Tuesday, September 16, 2014

The demise of the small practice has been greatly exaggerated

- Kenny Lin, MD, MPH

When I was in high school, a national hardware retailer opened a new franchise down the street from the mom-and-pop hardware store that had served my neighborhood for many years. Since the new store had the advantage of larger volumes and lower costs, it seemed to be only a matter of time before it drove its smaller competitor out of business, the way that big bookstore chains and fast-food restaurants had already vanquished theirs.

But a funny thing happened on the way to the inevitable. By the time I left for college, the new hardware store had folded, and the mom-and-pop operation had moved into their former building. How did this small business manage to retain its customers and win new ones without prior loyalties? The answer was quality of service. I remember visiting both stores when a classmate and I were working on a physics project. At the mom-and-pop store, the owner himself happily held forth for several minutes on the advantages and disadvantages of various types of epoxy adhesive. At the national hardware chain, the staff consisted mostly of kids my age who didn't know much more about glue than I did.

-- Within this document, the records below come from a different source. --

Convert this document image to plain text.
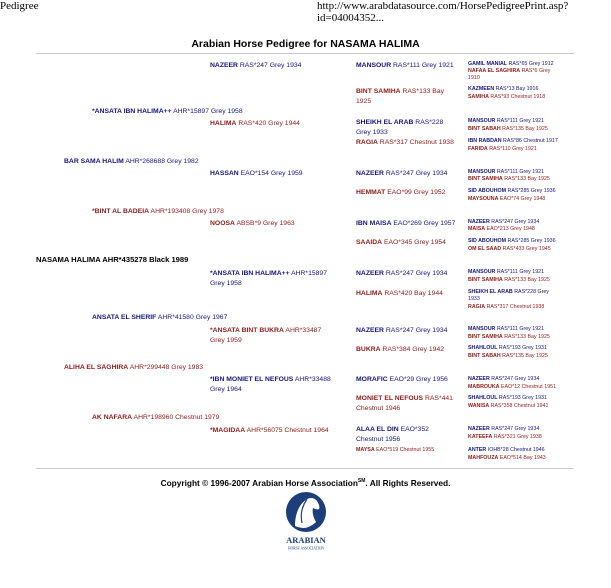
Pedigree	http://www.arabdatasource.com/HorsePedigreePrint.asp?id=04004352...
Arabian Horse Pedigree for NASAMA HALIMA
NASAMA HALIMA AHR*435278 Black 1989
BAR SAMA HALIM AHR*268688 Grey 1982
ALIHA EL SAGHIRA AHR*299448 Grey 1983
*ANSATA IBN HALIMA++ AHR*15897 Grey 1958
*BINT AL BADEIA AHR*193408 Grey 1978
ANSATA EL SHERIF AHR*41580 Grey 1967
AK NAFARA AHR*198960 Chestnut 1979
NAZEER RAS*247 Grey 1934
HALIMA RAS*420 Grey 1944
HASSAN EAO*154 Grey 1959
NOOSA ABSB*9 Grey 1963
*ANSATA IBN HALIMA++ AHR*15897
Grey 1958
*ANSATA BINT BUKRA AHR*33487
Grey 1959
*IBN MONIET EL NEFOUS AHR*33488
Grey 1964
*MAGIDAA AHR*56075 Chestnut 1964
MANSOUR RAS*111 Grey 1921
BINT SAMIHA RAS*133 Bay
1925
SHEIKH EL ARAB RAS*228
Grey 1933
RAGIA RAS*317 Chestnut 1938
NAZEER RAS*247 Grey 1934
HEMMAT EAO*99 Grey 1952
IBN MAISA EAO*269 Grey 1957
SAAIDA EAO*345 Grey 1954
NAZEER RAS*247 Grey 1934
HALIMA RAS*420 Bay 1944
NAZEER RAS*247 Grey 1934
BUKRA RAS*384 Grey 1942
MORAFIC EAO*29 Grey 1956
MONIET EL NEFOUS RAS*441
Chestnut 1946
ALAA EL DIN EAO*352
Chestnut 1956
MAYSA EAO*519 Chestnut 1955
GAMIL MANIAL RAS*65 Grey 1912
NAFAA EL SAGHIRA RAS*6 Grey
1910
KAZMEEN RAS*13 Bay 1916
SAMIHA RAS*93 Chestnut 1918
MANSOUR RAS*111 Grey 1921
BINT SABAH RAS*135 Bay 1925
IBN RABDAN RAS*86 Chestnut 1917
FARIDA RAS*110 Grey 1921
MANSOUR RAS*111 Grey 1921
BINT SAMIHA RAS*133 Bay 1925
SID ABOUHOM RAS*285 Grey 1936
MAYSOUNA EAO*74 Grey 1948
NAZEER RAS*247 Grey 1934
MAISA EAO*213 Grey 1948
SID ABOUHOM RAS*285 Grey 1936
OM EL SAAD RAS*433 Grey 1945
MANSOUR RAS*111 Grey 1921
BINT SAMIHA RAS*133 Bay 1925
SHEIKH EL ARAB RAS*228 Grey
1933
RAGIA RAS*317 Chestnut 1938
MANSOUR RAS*111 Grey 1921
BINT SAMIHA RAS*133 Bay 1925
SHAHLOUL RAS*193 Grey 1931
BINT SABAH RAS*135 Bay 1925
NAZEER RAS*247 Grey 1934
MABROUKA EAO*12 Chestnut 1951
SHAHLOUL RAS*193 Grey 1931
WANISA RAS*358 Chestnut 1941
NAZEER RAS*247 Grey 1934
KATEEFA RAS*321 Grey 1938
ANTER IOHB*28 Chestnut 1946
MAHFOUZA EAO*514 Bay 1943
Copyright © 1996-2007 Arabian Horse Association℠. All Rights Reserved.
ARABIAN
HORSE ASSOCIATION
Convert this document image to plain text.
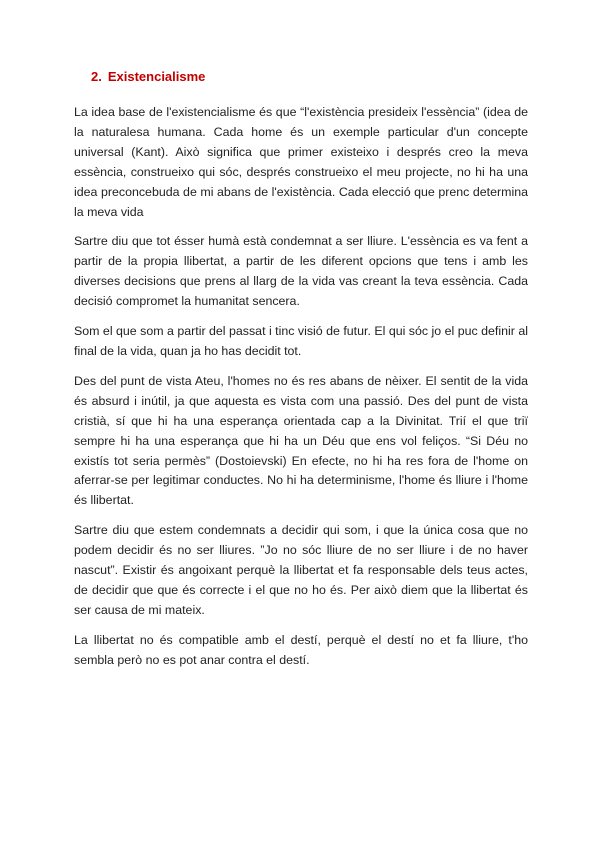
2. Existencialisme

La idea base de l'existencialisme és que “l'existència presideix l'essència” (idea de la naturalesa humana. Cada home és un exemple particular d'un concepte universal (Kant). Això significa que primer existeixo i després creo la meva essència, construeixo qui sóc, després construeixo el meu projecte, no hi ha una idea preconcebuda de mi abans de l'existència. Cada elecció que prenc determina la meva vida

Sartre diu que tot ésser humà està condemnat a ser lliure. L'essència es va fent a partir de la propia llibertat, a partir de les diferent opcions que tens i amb les diverses decisions que prens al llarg de la vida vas creant la teva essència. Cada decisió compromet la humanitat sencera.

Som el que som a partir del passat i tinc visió de futur. El qui sóc jo el puc definir al final de la vida, quan ja ho has decidit tot.

Des del punt de vista Ateu, l'homes no és res abans de nèixer. El sentit de la vida és absurd i inútil, ja que aquesta es vista com una passió. Des del punt de vista cristià, sí que hi ha una esperança orientada cap a la Divinitat. Trií el que triï sempre hi ha una esperança que hi ha un Déu que ens vol feliços. “Si Déu no existís tot seria permès” (Dostoievski) En efecte, no hi ha res fora de l'home on aferrar-se per legitimar conductes. No hi ha determinisme, l'home és lliure i l'home és llibertat.

Sartre diu que estem condemnats a decidir qui som, i que la única cosa que no podem decidir és no ser lliures. ”Jo no sóc lliure de no ser lliure i de no haver nascut”. Existir és angoixant perquè la llibertat et fa responsable dels teus actes, de decidir que que és correcte i el que no ho és. Per això diem que la llibertat és ser causa de mi mateix.

La llibertat no és compatible amb el destí, perquè el destí no et fa lliure, t'ho sembla però no es pot anar contra el destí.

A few years ago, an editorial authored by White House officials in the Annals of Internal Medicine blithely predicted that small primary care practices would eventually be absorbed by "vertically integrated organizations" as a result of health reforms. The editorial prompted the American Academy of Family Physicians to send the White House a letter defending the ability of solo and small group practices to provide high-quality primary care. Despite the migration of recent family medicine residency graduates into employed positions, researchers from the Robert Graham Center estimated in the August 15th issue of American Family Physician that up to 45% of active primary care physicians in 2010 practiced at sites with five or fewer physicians.

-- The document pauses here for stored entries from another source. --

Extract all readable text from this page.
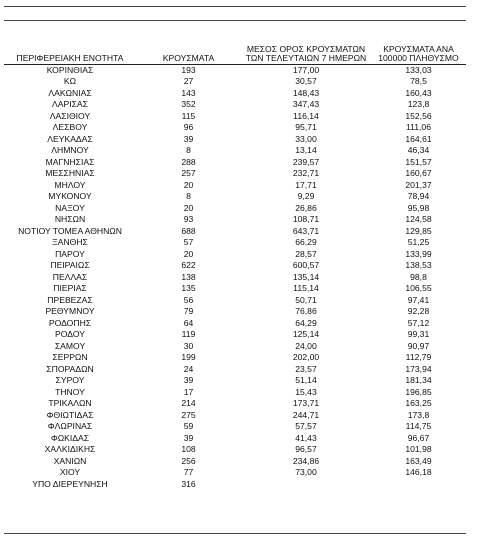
ΠΕΡΙΦΕΡΕΙΑΚΗ ΕΝΟΤΗΤΑ	ΚΡΟΥΣΜΑΤΑ	ΜΕΣΟΣ ΟΡΟΣ ΚΡΟΥΣΜΑΤΩΝ ΤΩΝ ΤΕΛΕΥΤΑΙΩΝ 7 ΗΜΕΡΩΝ	ΚΡΟΥΣΜΑΤΑ ΑΝΑ 100000 ΠΛΗΘΥΣΜΟ
ΚΟΡΙΝΘΙΑΣ	193	177,00	133,03
ΚΩ	27	30,57	78,5
ΛΑΚΩΝΙΑΣ	143	148,43	160,43
ΛΑΡΙΣΑΣ	352	347,43	123,8
ΛΑΣΙΘΙΟΥ	115	116,14	152,56
ΛΕΣΒΟΥ	96	95,71	111,06
ΛΕΥΚΑΔΑΣ	39	33,00	164,61
ΛΗΜΝΟΥ	8	13,14	46,34
ΜΑΓΝΗΣΙΑΣ	288	239,57	151,57
ΜΕΣΣΗΝΙΑΣ	257	232,71	160,67
ΜΗΛΟΥ	20	17,71	201,37
ΜΥΚΟΝΟΥ	8	9,29	78,94
ΝΑΞΟΥ	20	26,86	95,98
ΝΗΣΩΝ	93	108,71	124,58
ΝΟΤΙΟΥ ΤΟΜΕΑ ΑΘΗΝΩΝ	688	643,71	129,85
ΞΑΝΘΗΣ	57	66,29	51,25
ΠΑΡΟΥ	20	28,57	133,99
ΠΕΙΡΑΙΩΣ	622	600,57	138,53
ΠΕΛΛΑΣ	138	135,14	98,8
ΠΙΕΡΙΑΣ	135	115,14	106,55
ΠΡΕΒΕΖΑΣ	56	50,71	97,41
ΡΕΘΥΜΝΟΥ	79	76,86	92,28
ΡΟΔΟΠΗΣ	64	64,29	57,12
ΡΟΔΟΥ	119	125,14	99,31
ΣΑΜΟΥ	30	24,00	90,97
ΣΕΡΡΩΝ	199	202,00	112,79
ΣΠΟΡΑΔΩΝ	24	23,57	173,94
ΣΥΡΟΥ	39	51,14	181,34
ΤΗΝΟΥ	17	15,43	196,85
ΤΡΙΚΑΛΩΝ	214	173,71	163,25
ΦΘΙΩΤΙΔΑΣ	275	244,71	173,8
ΦΛΩΡΙΝΑΣ	59	57,57	114,75
ΦΩΚΙΔΑΣ	39	41,43	96,67
ΧΑΛΚΙΔΙΚΗΣ	108	96,57	101,98
ΧΑΝΙΩΝ	256	234,86	163,49
ΧΙΟΥ	77	73,00	146,18
ΥΠΟ ΔΙΕΡΕΥΝΗΣΗ	316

The limited resources of small practices seem to put them at a disadvantage relative to integrated health systems and newly formed Accountable Care Organizations. Small practices have less capital to invest in acquiring and implementing technology such as patient portals, and fewer resources (dollars and personnel) to devote to quality improvement activities, such as reducing preventable hospital admission rates. Nonetheless, like the small hardware store of my youth, some small practices are not only surviving, but thriving in the new health care environment. Dr. Alex Krist and colleagues recently reported in the Annals of Family Medicine that eight small primary care practices in northern Virginia used proactive implementation strategies to achieve patient use rates of an interactive preventive health record similar to those of large integrated systems such as Kaiser Permanente and Group Health Cooperative. An analysis of Medicare data published in Health Affairs found that among primary care practices with 19 or fewer physicians, a smaller practice size was associated with a lower rate of potentially preventable hospital admissions.

In addition to providing superior service, solo physicians or small groups can create their own economies of scale by pooling resources and collaborating with other practices in areas such electronic health record systems and quality improvement. For example, Dr. Jennifer Brull reported how her practice and four others in north-central Kansas succeeded in improving hypertension control rates in an article and video in the September/October issue of Family Practice Management.

These examples illustrate that the demise of the small primary care practice has been greatly exaggerated. Whether small practices can continue to flourish in the post-Affordable Care Act era remains an open question, but I do know this: the small hardware store in my home town is still thriving, more than twenty years later.